Ignore at your own cost:) I can bet easiest to understand


#1

// RP_21

int Solution::solve(int a)
{
// My logic is same but with little difference in grouping.
// I don’t comment much here because it’s too much to write :frowning:
// but please do use paper work, I’m sure one can easily understand this.

// Grouping Palindrom of length n: 1 _ _ (n - 2) _ _ 1
// We have to put 1(no leading 0s) at the starting so as at end.
// so rest n - 2 bits are on focus. // taking even (n - 2)
// as it must be a palindrom, (n - 2) / 2 first bits and last (n - 2) / 2 bits same.
// so palindroms of length n will be 2 ^ [(n - 2) / 2]
// NOTE: for odd (n - 2), div by 2 truncates it, but that one also contribute.
// E.g., _ _ _ mid bit could be 0 or 1 so it 2's power will be ceil of (n - 2) / 2.
// so for general count is be 2 ^ [ceil((n - 2) / 2)].

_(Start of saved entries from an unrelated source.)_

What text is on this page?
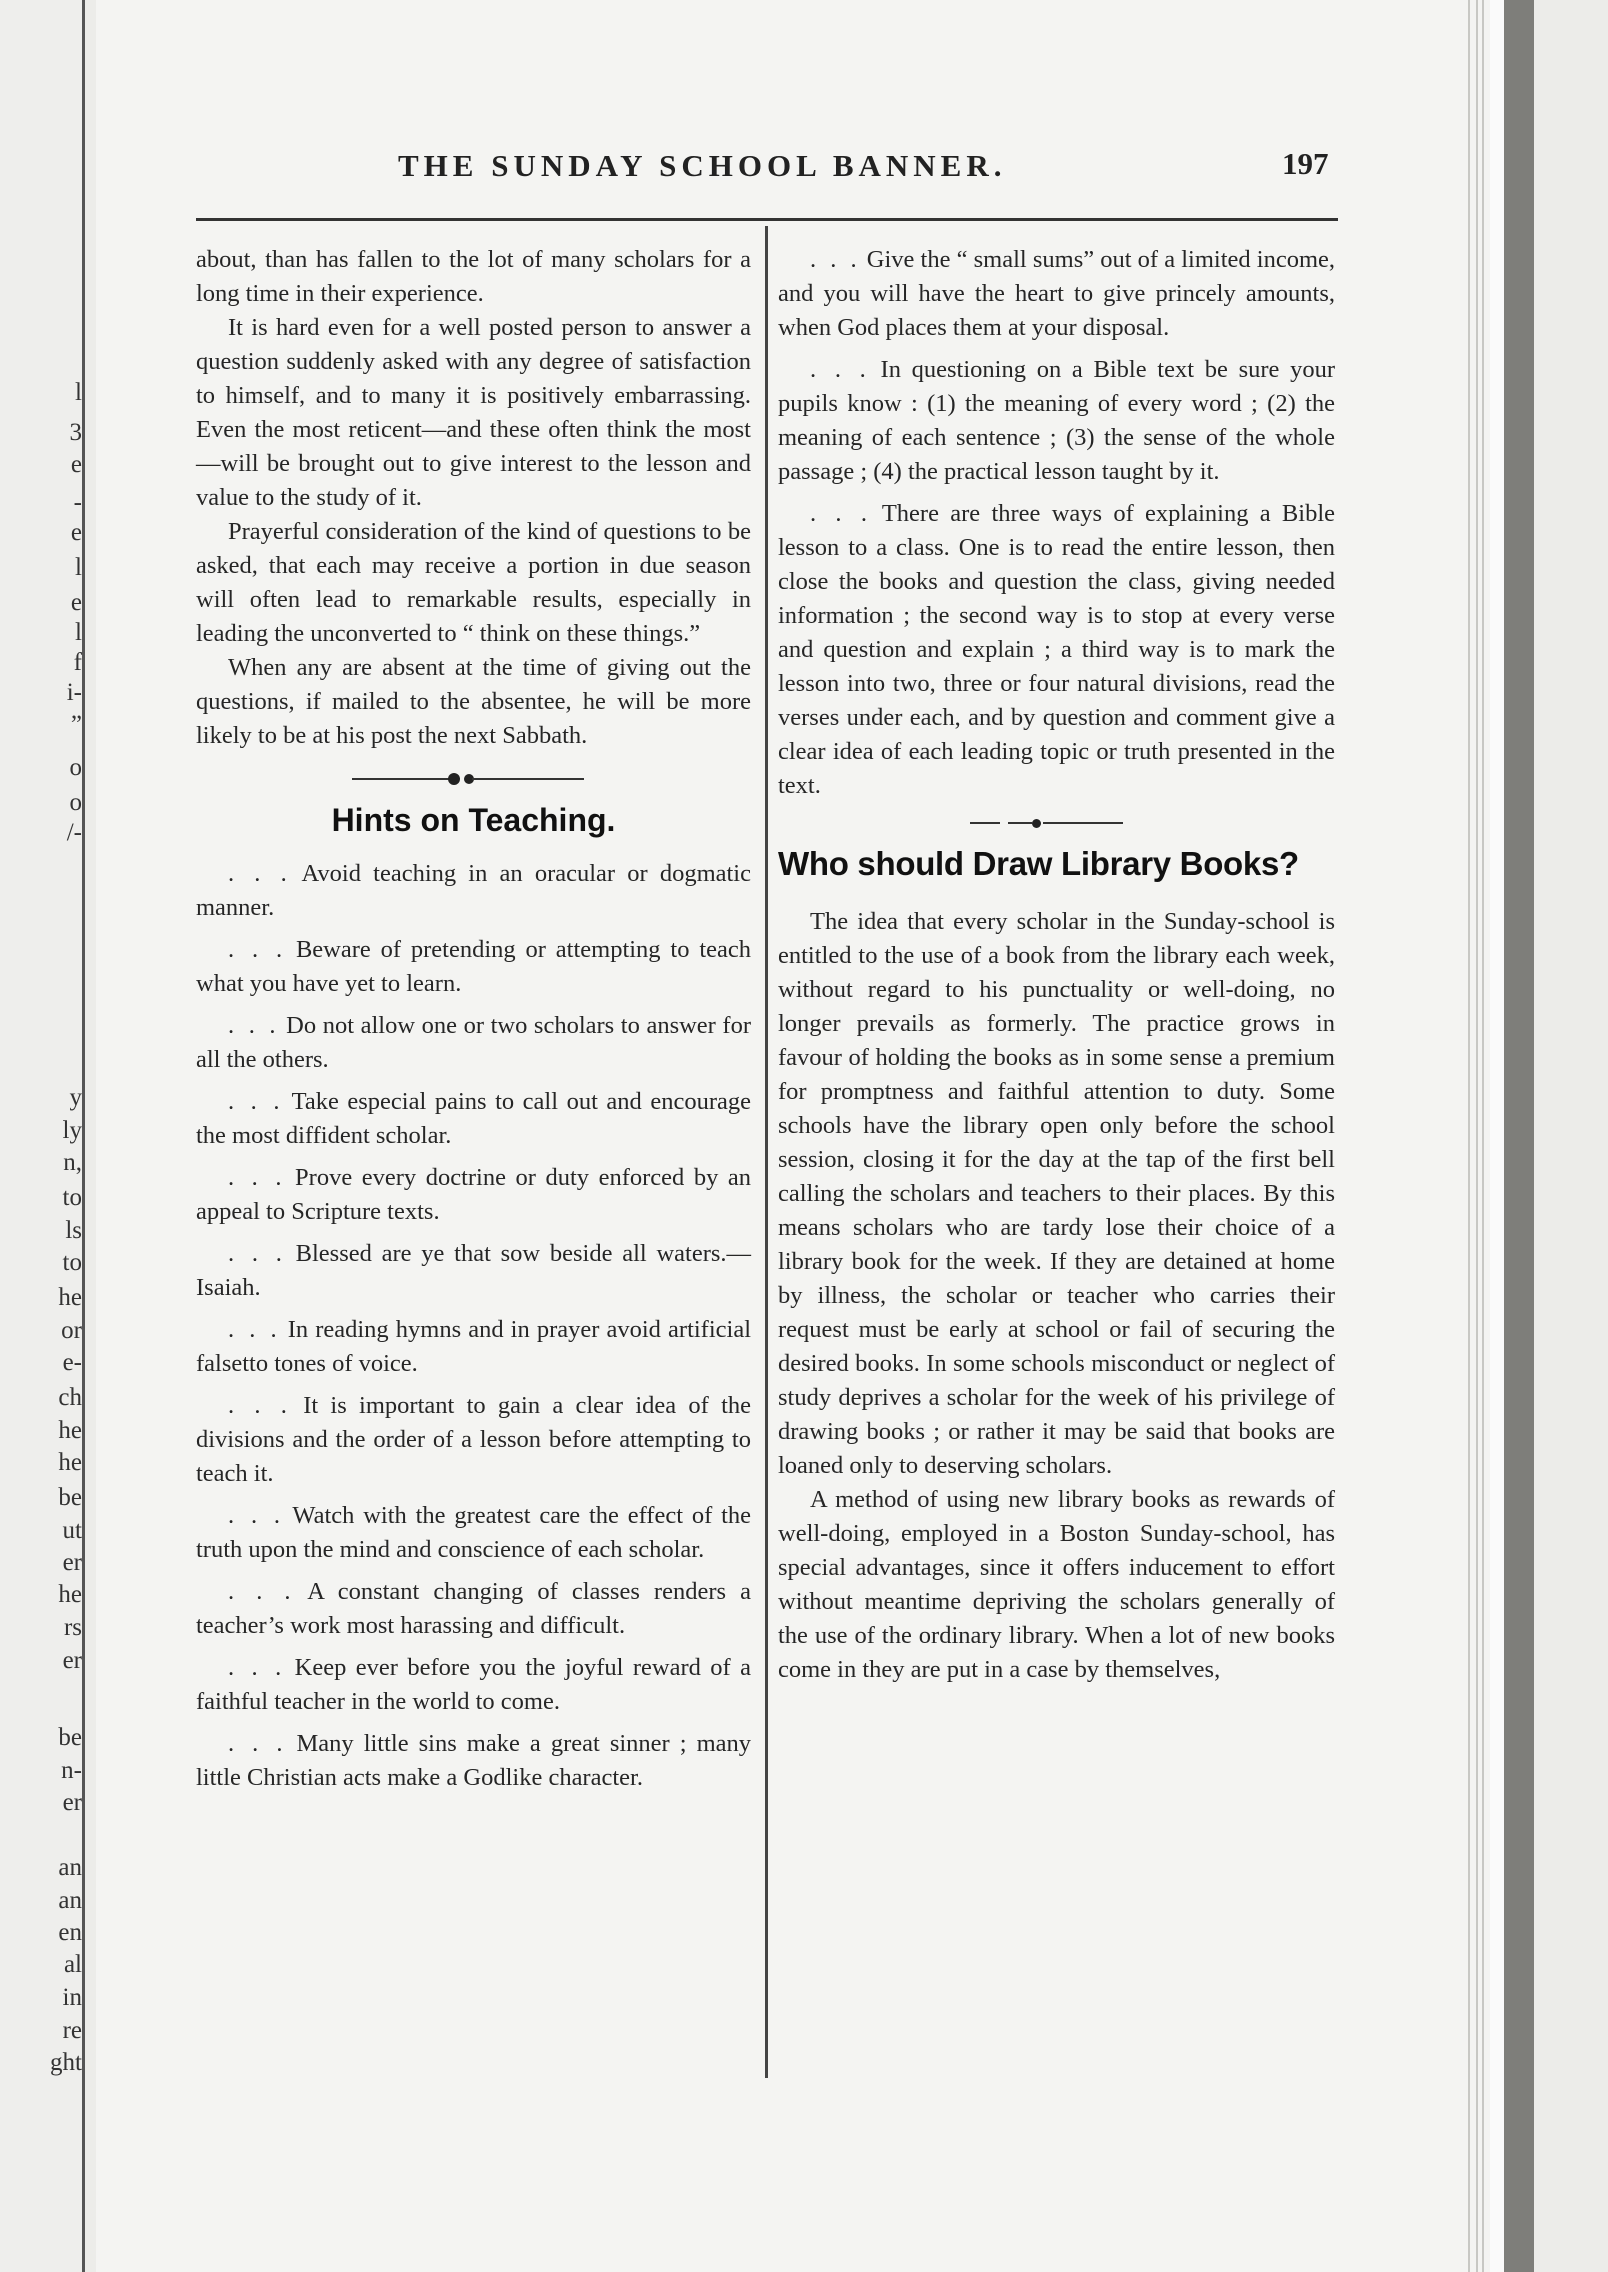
l
3
e
-
e
l
e
l
f
i-
”
o
o
/-
y
ly
n,
to
ls
to
he
or
e-
ch
he
he
be
ut
er
he
rs
er
be
n-
er
an
an
en
al
in
re
ght
THE SUNDAY SCHOOL BANNER.	197

about, than has fallen to the lot of many scholars for a long time in their experience.

It is hard even for a well posted person to answer a question suddenly asked with any degree of satisfaction to himself, and to many it is positively embarrassing. Even the most reticent—and these often think the most—will be brought out to give interest to the lesson and value to the study of it.

Prayerful consideration of the kind of questions to be asked, that each may receive a portion in due season will often lead to remarkable results, especially in leading the unconverted to “ think on these things.”

When any are absent at the time of giving out the questions, if mailed to the absentee, he will be more likely to be at his post the next Sabbath.

Hints on Teaching.

. . . Avoid teaching in an oracular or dogmatic manner.

. . . Beware of pretending or attempting to teach what you have yet to learn.

. . . Do not allow one or two scholars to answer for all the others.

. . . Take especial pains to call out and encourage the most diffident scholar.

. . . Prove every doctrine or duty enforced by an appeal to Scripture texts.

. . . Blessed are ye that sow beside all waters.—Isaiah.

. . . In reading hymns and in prayer avoid artificial falsetto tones of voice.

. . . It is important to gain a clear idea of the divisions and the order of a lesson before attempting to teach it.

. . . Watch with the greatest care the effect of the truth upon the mind and conscience of each scholar.

. . . A constant changing of classes renders a teacher’s work most harassing and difficult.

. . . Keep ever before you the joyful reward of a faithful teacher in the world to come.

. . . Many little sins make a great sinner ; many little Christian acts make a Godlike character.

. . . Give the “ small sums” out of a limited income, and you will have the heart to give princely amounts, when God places them at your disposal.

. . . In questioning on a Bible text be sure your pupils know : (1) the meaning of every word ; (2) the meaning of each sentence ; (3) the sense of the whole passage ; (4) the practical lesson taught by it.

. . . There are three ways of explaining a Bible lesson to a class. One is to read the entire lesson, then close the books and question the class, giving needed information ; the second way is to stop at every verse and question and explain ; a third way is to mark the lesson into two, three or four natural divisions, read the verses under each, and by question and comment give a clear idea of each leading topic or truth presented in the text.

Who should Draw Library Books?

The idea that every scholar in the Sunday-school is entitled to the use of a book from the library each week, without regard to his punctuality or well-doing, no longer prevails as formerly. The practice grows in favour of holding the books as in some sense a premium for promptness and faithful attention to duty. Some schools have the library open only before the school session, closing it for the day at the tap of the first bell calling the scholars and teachers to their places. By this means scholars who are tardy lose their choice of a library book for the week. If they are detained at home by illness, the scholar or teacher who carries their request must be early at school or fail of securing the desired books. In some schools misconduct or neglect of study deprives a scholar for the week of his privilege of drawing books ; or rather it may be said that books are loaned only to deserving scholars.

A method of using new library books as rewards of well-doing, employed in a Boston Sunday-school, has special advantages, since it offers inducement to effort without meantime depriving the scholars generally of the use of the ordinary library. When a lot of new books come in they are put in a case by themselves,
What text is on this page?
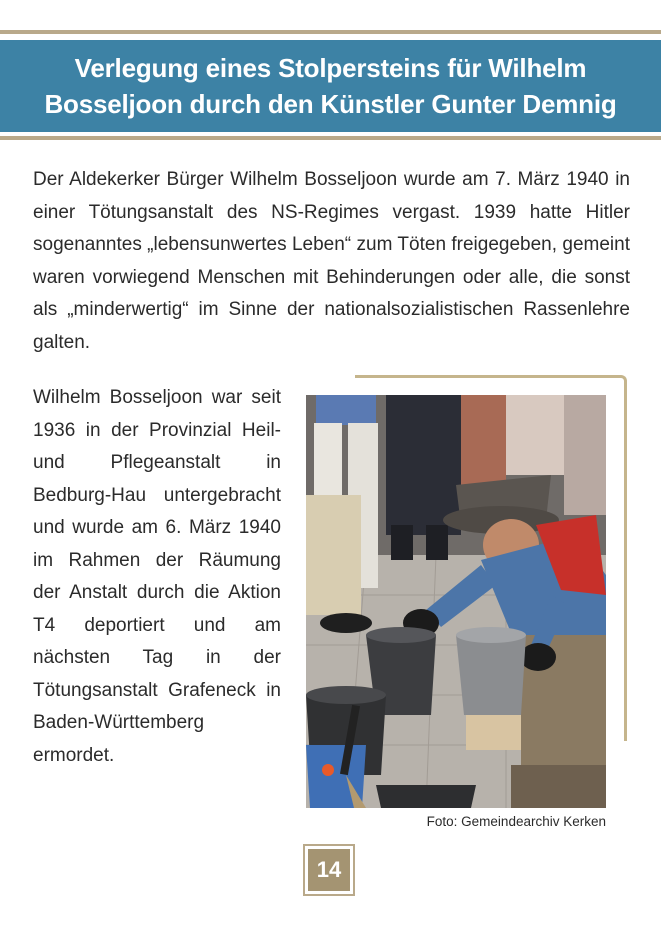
Verlegung eines Stolpersteins für Wilhelm
Bosseljoon durch den Künstler Gunter Demnig

Der Aldekerker Bürger Wilhelm Bosseljoon wurde am 7. März 1940 in einer Tötungsanstalt des NS-Regimes vergast. 1939 hatte Hitler sogenanntes „lebensunwertes Leben“ zum Töten freigegeben, gemeint waren vorwiegend Menschen mit Behinderungen oder alle, die sonst als „minderwertig“ im Sinne der nationalsozialistischen Rassenlehre galten.

Wilhelm Bosseljoon war seit 1936 in der Provinzial Heil- und Pflegeanstalt in Bedburg-Hau untergebracht und wurde am 6. März 1940 im Rahmen der Räumung der Anstalt durch die Aktion T4 deportiert und am nächsten Tag in der Tötungsanstalt Grafeneck in Baden-Württemberg ermordet.

Foto: Gemeindearchiv Kerken
14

// so starting from 1 counts for n length will be 1 1 2 2 4 4 ... (understand pattern)
// so first I have found group and length  - l first. then as per the offset
// set selecetd bits around mid bit. see how code that.

int sum = 1;
long long p = 1;
int l = 0;
while(1)
{
    l++;
    if(sum + p > a) break;
    sum += p;
    
    l++;
    if(sum + p > a) break;
    sum += p;
    
    p <<= 1;
}

int diff = a - sum; 
int bits[l]{};
bits[0] = bits[l - 1] = 1;

int mid = l >> 1;
for(int i = 0; diff && i < mid; i++)
{
    // !(l & 1) is for making two mid bit for even length Verify :)
    bits[mid - i - !(l & 1)] = bits[mid + i] = diff & 1;
    diff >>= 1;
}

long long ans = 0;
p = 1;
for(int i = 0; i < l; i++) 
{
    ans += bits[i] * p;
    p <<= 1;
}

return ans;

}